Inside a simple computer simulation, a group of self-driving cars are performing a crazy-looking maneuver on a four-lane virtual highway. Half are trying to move from the right-hand lanes just as the other half try to merge from the left. It seems like just the sort of tricky thing that might flummox a robot vehicle, but they manage it with precision.
I’m watching the driving simulation at the biggest artificial-intelligence conference of the year, held in Barcelona this past December. What’s most amazing is that the software governing the cars’ behavior wasn’t programmed in the conventional sense at all. It learned how to merge, slickly and safely, simply by practicing. During training, the control software performed the maneuver over and over, altering its instructions a little with each attempt. Most of the time the merging happened way too slowly and cars interfered with each other. But whenever the merge went smoothly, the system would learn to favor the behavior that led up to it.

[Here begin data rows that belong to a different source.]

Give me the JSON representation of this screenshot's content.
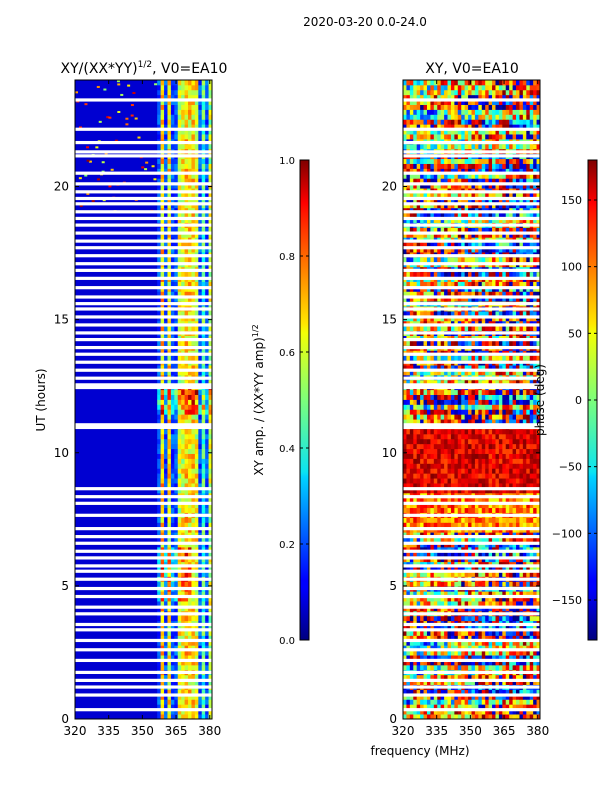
{
  "suptitle": "2020-03-20 0.0-24.0",
  "xlabel_shared": "frequency (MHz)",
  "chart_data": [
    {
      "type": "heatmap",
      "title_main": "XY/(XX*YY)",
      "title_sup": "1/2",
      "title_tail": ", V0=EA10",
      "ylabel": "UT (hours)",
      "xlim": [
        320,
        381
      ],
      "ylim": [
        0,
        24
      ],
      "xticks": [
        "320",
        "335",
        "350",
        "365",
        "380"
      ],
      "yticks": [
        "0",
        "5",
        "10",
        "15",
        "20"
      ],
      "colorbar": {
        "label_main": "XY amp. / (XX*YY amp)",
        "label_sup": "1/2",
        "vmin": 0.0,
        "vmax": 1.0,
        "ticks": [
          "0.0",
          "0.2",
          "0.4",
          "0.6",
          "0.8",
          "1.0"
        ],
        "colormap": "jet"
      },
      "bright_band_mhz": [
        357,
        380
      ],
      "peak_region_hours": [
        11.5,
        12.5
      ]
    },
    {
      "type": "heatmap",
      "title": "XY, V0=EA10",
      "ylabel": "",
      "xlim": [
        320,
        381
      ],
      "ylim": [
        0,
        24
      ],
      "xticks": [
        "320",
        "335",
        "350",
        "365",
        "380"
      ],
      "yticks": [
        "0",
        "5",
        "10",
        "15",
        "20"
      ],
      "colorbar": {
        "label": "phase (deg)",
        "vmin": -180,
        "vmax": 180,
        "ticks": [
          "−150",
          "−100",
          "−50",
          "0",
          "50",
          "100",
          "150"
        ],
        "colormap": "jet"
      },
      "red_region_hours": [
        8.5,
        11.0
      ]
    }
  ],
  "flagged_gaps_hours": [
    0.35,
    0.9,
    1.2,
    1.45,
    1.75,
    2.2,
    2.6,
    2.95,
    3.35,
    3.55,
    3.95,
    4.2,
    4.6,
    4.9,
    5.25,
    5.55,
    5.75,
    6.05,
    6.3,
    6.6,
    6.85,
    7.15,
    7.65,
    8.1,
    8.35,
    8.65,
    10.95,
    11.05,
    12.45,
    12.55,
    12.8,
    13.1,
    13.4,
    13.7,
    13.95,
    14.25,
    14.5,
    14.8,
    15.1,
    15.4,
    15.6,
    15.85,
    16.2,
    16.55,
    16.85,
    17.1,
    17.4,
    17.7,
    17.95,
    18.25,
    18.55,
    18.8,
    19.05,
    19.35,
    19.55,
    19.8,
    20.1,
    20.5,
    21.15,
    21.3,
    21.65,
    22.15,
    23.25
  ]
}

This approach, known as reinforcement learning, is largely how AlphaGo, a computer developed by a subsidiary of Alphabet called DeepMind, mastered the impossibly complex board game Go and beat one of the best human players in the world in a high-profile match last year. Now reinforcement learning may soon inject greater intelligence into much more than games. In addition to improving self-driving cars, the technology can get a robot to grasp objects it has never seen before, and it can figure out the optimal configuration for the equipment in a data center.